Whether it is quantitative easing or the provision of liquidity support to the financial markets or financial institutions, these policies are manifested in a many-fold increase in the "reserve balance", or the total amount of money in the clearing accounts of banks held with the central bank. In the United States, the reserve balance now is nearly US$800 billion (it reached a peak exceeding US$930 billion in May 2009), compared with around US$50 billion before the collapse of Lehman Brothers. With a lot of money in the clearing accounts maintained by commercial banks in the US with the Federal Reserve, earning fairly low interest, the banks clearly have an incentive to lend the money to trustworthy borrowers. While banks can individually get rid of the money in their clearing accounts, collectively they cannot because they are all participants in a fixed-sum game and that fixed sum, the reserve balance, can only be varied when the central bank takes action to withdraw money from the interbank system. This is central banking in simple terms. So all eyes are now on when and how the Federal Reserve will reduce the reserve balance to a more normal level.

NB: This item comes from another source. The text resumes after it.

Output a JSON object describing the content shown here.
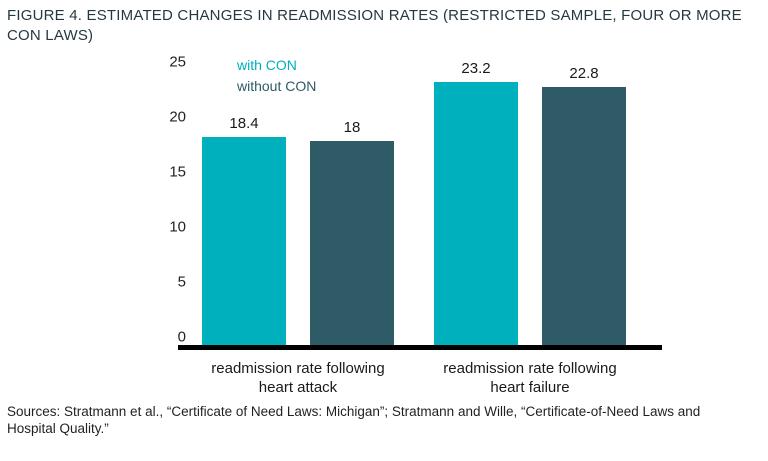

Federal Reserve officials have released a lot of information recently, but mainly on the how, rather than the when. And the how includes paying higher interest on the reserve balance, thus supplementing the Federal Funds Target Rate as a policy tool. This of course is not new, insofar as central banking policy tools are concerned. Many central banks, including the European Central Bank, the Bank of Japan, the Bank of Canada and the People's Bank of China, pay interest on the reserve balance. This is a way to restrain banks from lending and facilitate the exit from the easy monetary conditions. And there are other tools such as outright sales of securities, to the extent that the market is able to absorb them without threatening financial stability, or temporary sales of securities in the form of so-called reverse repos. Taking longer-term deposits from banks is another option. In any case, as the Fed reduces the scale of its different support facilities when circumstances permit, the reserve balance will come down. So there is no lack of tools. Timing though is another matter. The Federal Reserve will need to consider many factors, including developments relating to inflation, before implementing any exit strategies.

As I have pointed out before, Hong Kong is also engaging in quantitative easing, though indirectly through the persistent inflow of funds trying to position themselves to take advantage of the relatively attractive prospects of the Mainland and Hong Kong economies. The reserve balance, or what we call the Aggregate Balance, is currently well over HK$200 billion, compared with a normal level of around HK$500 million, which is enough in normal times for the banks to clear transactions among themselves using the efficient, real-time interbank clearing system, and given the fact that they are not subject to any reserve requirements. We in the HKMA have already prepared an exit strategy: in fact, under our rule-based Currency Board system, we do not have a lot of discretion in the matter. Much will depend on whether and when there is a reversal of the inflows.